Ritröð Guðfræðistofnunar - 01.01.2013, Page 24
All in all, Augustine held criticism of the saintly patriarchs themselves to be prohibited, but he took a different tack regarding the women of the partriarchal stories. According to Gen 18,12, confronted with the promise that she would bear a son in her advanced age, Sarah laughed and so did Abraham in Gen 17,17. Augustine argues that Sarah laughed knowing nothing of the heavenly nature of the visitors, but Abraham, by contrast, to whom God had introduced himself by name, laughed in the very act of worshiping God. Nevertheless, Augustine goes on to pass the following judgment, and his judgment has found support among exegetes well into the 20th century. qu. 1,36 (to Gen 18,13) Quaeritur quare istam redarguat dominus, cum et Abraham riserit. nisi quia illius risus admirationis et laetitiae fuit, Sarrae autem dubita- tionis, et ab illo hoc diiudicari potuit, qui corda hominum nouit. One asks, why the Lord rebuked her, although Abraham too had laughed. The only reason is that his laug- hter was one of astonishment and joy, whereas Sarah’s was one of doubt. He who knows the hearts of men, was able to make such a distinction. I will not go on with further examples of this sort.

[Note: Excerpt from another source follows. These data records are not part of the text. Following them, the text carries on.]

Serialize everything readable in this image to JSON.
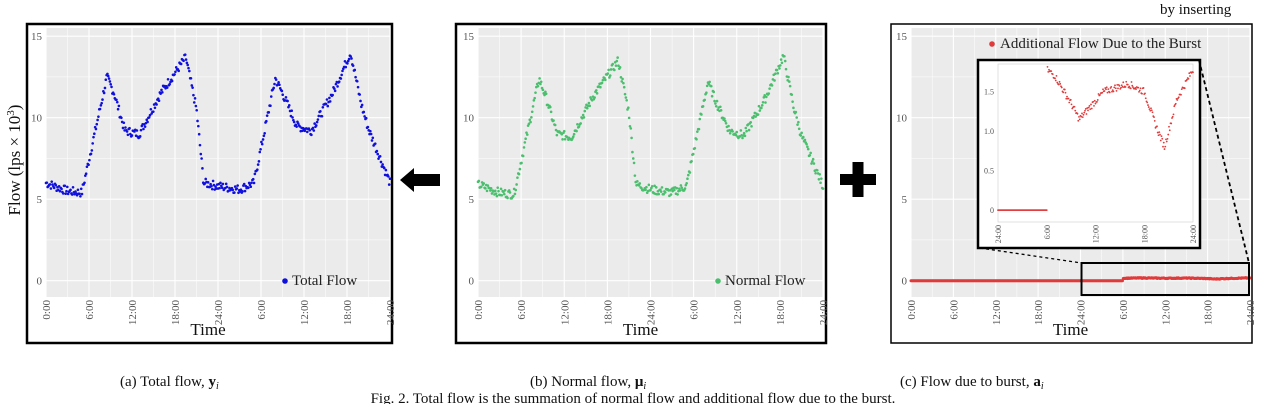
{
  "top_right_fragment": "by inserting",
  "figure_caption": "Fig. 2. Total flow is the summation of normal flow and additional flow due to the burst.",
  "panels": [
    {
      "caption": "(a) Total flow, ",
      "caption_var": "y",
      "caption_sub": "i"
    },
    {
      "caption": "(b) Normal flow, ",
      "caption_var": "μ",
      "caption_sub": "i"
    },
    {
      "caption": "(c) Flow due to burst, ",
      "caption_var": "a",
      "caption_sub": "i"
    }
  ],
  "colors": {
    "total": "#1010dd",
    "normal": "#4cbf6f",
    "burst": "#e03a3a",
    "plot_bg": "#ebebeb",
    "grid": "#ffffff"
  },
  "operators": {
    "arrow": "left-arrow-icon",
    "plus": "plus-icon"
  },
  "chart_data": [
    {
      "type": "scatter",
      "title": "",
      "ylabel": "Flow (lps × 10",
      "ylabel_sup": "3",
      "ylabel_close": ")",
      "xlabel": "Time",
      "ylim": [
        -1,
        15.5
      ],
      "yticks": [
        "0",
        "5",
        "10",
        "15"
      ],
      "xticks": [
        "0:00",
        "6:00",
        "12:00",
        "18:00",
        "24:00",
        "6:00",
        "12:00",
        "18:00",
        "24:00"
      ],
      "grid": true,
      "legend": {
        "label": "Total Flow",
        "position": "bottom-right"
      },
      "series": [
        {
          "name": "Total Flow",
          "color": "#1010dd",
          "keypoints_x_hours": [
            0,
            3,
            5,
            8.5,
            9.5,
            11,
            13,
            16,
            19.5,
            21,
            22,
            24,
            27,
            29,
            32,
            33,
            35,
            37,
            40,
            42.5,
            44,
            45,
            48
          ],
          "keypoints_y": [
            6.0,
            5.5,
            5.4,
            12.5,
            11.5,
            9.2,
            9.0,
            11.5,
            13.7,
            10.5,
            6.0,
            5.8,
            5.6,
            6.0,
            12.4,
            11.5,
            9.5,
            9.2,
            11.5,
            14.0,
            10.8,
            9.3,
            6.0
          ]
        }
      ]
    },
    {
      "type": "scatter",
      "title": "",
      "xlabel": "Time",
      "ylim": [
        -1,
        15.5
      ],
      "yticks": [
        "0",
        "5",
        "10",
        "15"
      ],
      "xticks": [
        "0:00",
        "6:00",
        "12:00",
        "18:00",
        "24:00",
        "6:00",
        "12:00",
        "18:00",
        "24:00"
      ],
      "grid": true,
      "legend": {
        "label": "Normal Flow",
        "position": "bottom-right"
      },
      "series": [
        {
          "name": "Normal Flow",
          "color": "#4cbf6f",
          "keypoints_x_hours": [
            0,
            3,
            5,
            8.5,
            9.5,
            11,
            13,
            16,
            19.5,
            21,
            22,
            24,
            27,
            29,
            32,
            33,
            35,
            37,
            40,
            42.5,
            44,
            45,
            48
          ],
          "keypoints_y": [
            5.9,
            5.4,
            5.3,
            12.4,
            11.2,
            9.0,
            8.8,
            11.3,
            13.5,
            10.3,
            5.9,
            5.6,
            5.4,
            5.8,
            12.2,
            11.1,
            9.2,
            8.9,
            11.2,
            13.8,
            10.5,
            8.9,
            5.8
          ]
        }
      ]
    },
    {
      "type": "scatter",
      "title": "",
      "xlabel": "Time",
      "ylim": [
        -1,
        15.5
      ],
      "yticks": [
        "0",
        "5",
        "10",
        "15"
      ],
      "xticks": [
        "0:00",
        "6:00",
        "12:00",
        "18:00",
        "24:00",
        "6:00",
        "12:00",
        "18:00",
        "24:00"
      ],
      "grid": true,
      "legend": {
        "label": "Additional Flow Due to the Burst",
        "position": "top-right"
      },
      "series": [
        {
          "name": "Additional Flow Due to the Burst",
          "color": "#e03a3a",
          "keypoints_x_hours": [
            0,
            30,
            30.01,
            33,
            36,
            39,
            42,
            43,
            45,
            48
          ],
          "keypoints_y": [
            0,
            0,
            0.15,
            0.17,
            0.15,
            0.16,
            0.13,
            0.1,
            0.14,
            0.17
          ]
        }
      ],
      "inset": {
        "ylim": [
          -0.15,
          1.85
        ],
        "yticks": [
          "0",
          "0.5",
          "1.0",
          "1.5"
        ],
        "xticks": [
          "24:00",
          "6:00",
          "12:00",
          "18:00",
          "24:00"
        ],
        "keypoints_x_hours": [
          0,
          6,
          6.01,
          7,
          9,
          10,
          13,
          16,
          18,
          19.5,
          20.5,
          22,
          24
        ],
        "keypoints_y": [
          0,
          0,
          1.78,
          1.7,
          1.35,
          1.15,
          1.5,
          1.6,
          1.5,
          1.05,
          0.8,
          1.4,
          1.78
        ]
      }
    }
  ]
}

On the whole, they demonstrate that Augustine often interpreted texts in an apologetic manner, especially when he needed to answer the attacks of the Manichaeans or the pagans. As far as possible, he tries to base his interpretations on exact examination of the literal text, but when he is caught in a bind, he is not ashamed to resort to a thoroughly capricious interpretation. Nevertheless, the mere assumption of a spiritual sense as such should not be viewed as capriciousness, for according to the then prevailing theory, the spiritual meaning was written into the biblical text by God himself, even though it is often not easy to identify. Thus the possibility of resorting to the spiritual sense, especially a christological or ecclesiological meaning, was always available to Augustine. Nevertheless, in his later works, like the Quaestiones, but also in his interpretation of Gn. 1-3 in De genesi ad litteram, he tries as far as possible to interpret the literal meaning.